ハンナ・ヘーヒ(1889-1978)は、20世紀のドイツ美術を代表する女性画家です。ベルリン・ダダを牽引したリヒャルト・ヒュルゼンベック、ラウール・ハウスマン、ハートフィールド兄弟、ジョージ・グロスに混じりダダの運動に参加、ワイマール黄金時代の一端を担いました。ヒトラーの台頭以後は沈黙を余儀なくされベルリン郊外に留まりますが、第二次世界大戦が終わりを告げた翌年の1946年にはベルリンのローゼン画廊が主催した「夢想芸術家展」に出品、同じ年の冬にはフォト・モンタージュによる個展を同画廊で開催し、混乱した社会のなかでいち早く再登場しました。
油彩、水彩等も手がけましたが、斬新なコラージュが何と言ってもヘーヒ作品の醍醐味です。時事的なテーマから出発し、一貫したコラージュの手法を守りながらもテーマ、技法においては多様多彩な展開をみせ、後期には深い人間性を感じる作品を作るようになりました。

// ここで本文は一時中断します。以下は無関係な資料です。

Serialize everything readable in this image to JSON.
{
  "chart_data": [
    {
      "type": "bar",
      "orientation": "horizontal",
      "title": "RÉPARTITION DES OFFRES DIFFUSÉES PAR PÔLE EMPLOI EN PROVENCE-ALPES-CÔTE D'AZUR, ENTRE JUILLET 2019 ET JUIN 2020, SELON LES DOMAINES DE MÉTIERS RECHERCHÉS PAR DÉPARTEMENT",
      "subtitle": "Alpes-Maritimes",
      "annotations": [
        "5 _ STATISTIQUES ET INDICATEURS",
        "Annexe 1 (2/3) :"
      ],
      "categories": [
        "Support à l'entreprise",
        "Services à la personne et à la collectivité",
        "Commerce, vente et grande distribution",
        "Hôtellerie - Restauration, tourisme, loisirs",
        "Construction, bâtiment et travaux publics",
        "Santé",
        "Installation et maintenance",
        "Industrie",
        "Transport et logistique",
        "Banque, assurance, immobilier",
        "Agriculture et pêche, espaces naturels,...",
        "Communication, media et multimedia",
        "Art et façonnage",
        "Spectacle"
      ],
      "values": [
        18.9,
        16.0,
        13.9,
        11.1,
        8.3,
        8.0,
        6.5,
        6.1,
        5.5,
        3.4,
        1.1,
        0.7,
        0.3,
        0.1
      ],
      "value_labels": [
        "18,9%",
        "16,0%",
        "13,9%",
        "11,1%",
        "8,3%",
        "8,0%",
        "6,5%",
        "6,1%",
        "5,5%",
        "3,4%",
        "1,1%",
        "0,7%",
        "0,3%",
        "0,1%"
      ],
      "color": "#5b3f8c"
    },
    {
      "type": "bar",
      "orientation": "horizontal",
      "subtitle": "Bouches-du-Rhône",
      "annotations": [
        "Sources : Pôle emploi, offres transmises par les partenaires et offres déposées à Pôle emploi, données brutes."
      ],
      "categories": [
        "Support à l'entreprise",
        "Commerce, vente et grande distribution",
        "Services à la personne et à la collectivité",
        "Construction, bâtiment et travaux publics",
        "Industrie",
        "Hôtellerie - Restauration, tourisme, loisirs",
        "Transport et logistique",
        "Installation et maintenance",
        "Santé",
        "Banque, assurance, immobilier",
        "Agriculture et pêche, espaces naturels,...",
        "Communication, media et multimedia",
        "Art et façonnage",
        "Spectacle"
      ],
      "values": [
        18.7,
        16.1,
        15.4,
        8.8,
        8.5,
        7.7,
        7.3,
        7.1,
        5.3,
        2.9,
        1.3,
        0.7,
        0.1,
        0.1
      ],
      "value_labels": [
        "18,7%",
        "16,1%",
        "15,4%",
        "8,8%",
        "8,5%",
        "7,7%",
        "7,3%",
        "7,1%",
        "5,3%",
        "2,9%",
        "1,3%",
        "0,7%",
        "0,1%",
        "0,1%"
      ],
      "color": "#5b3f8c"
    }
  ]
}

本展では、1920年前後から1960年代後半までの活動をほぼ網羅するコラージュ作品34点余を紹介します。女性作家を取り巻く当時の厳しい状況のなか、ダダをはじめとしバウハウスやデ・スティルなどの前衛的な芸術家とも親交をもち、変動著しい社会状況にも動じることなくゆるぎない制作活動を続けたヘーヒ。その活動を今日改めて振り返ると極めて重要な作家であったと再認識するでしょう。日本でのまとまった展覧は、1974年に京都で初めて回顧展が開催されて以来、約30年ぶりになります。斬新で、独創性にあふれたヘーヒ作品をご堪能ください。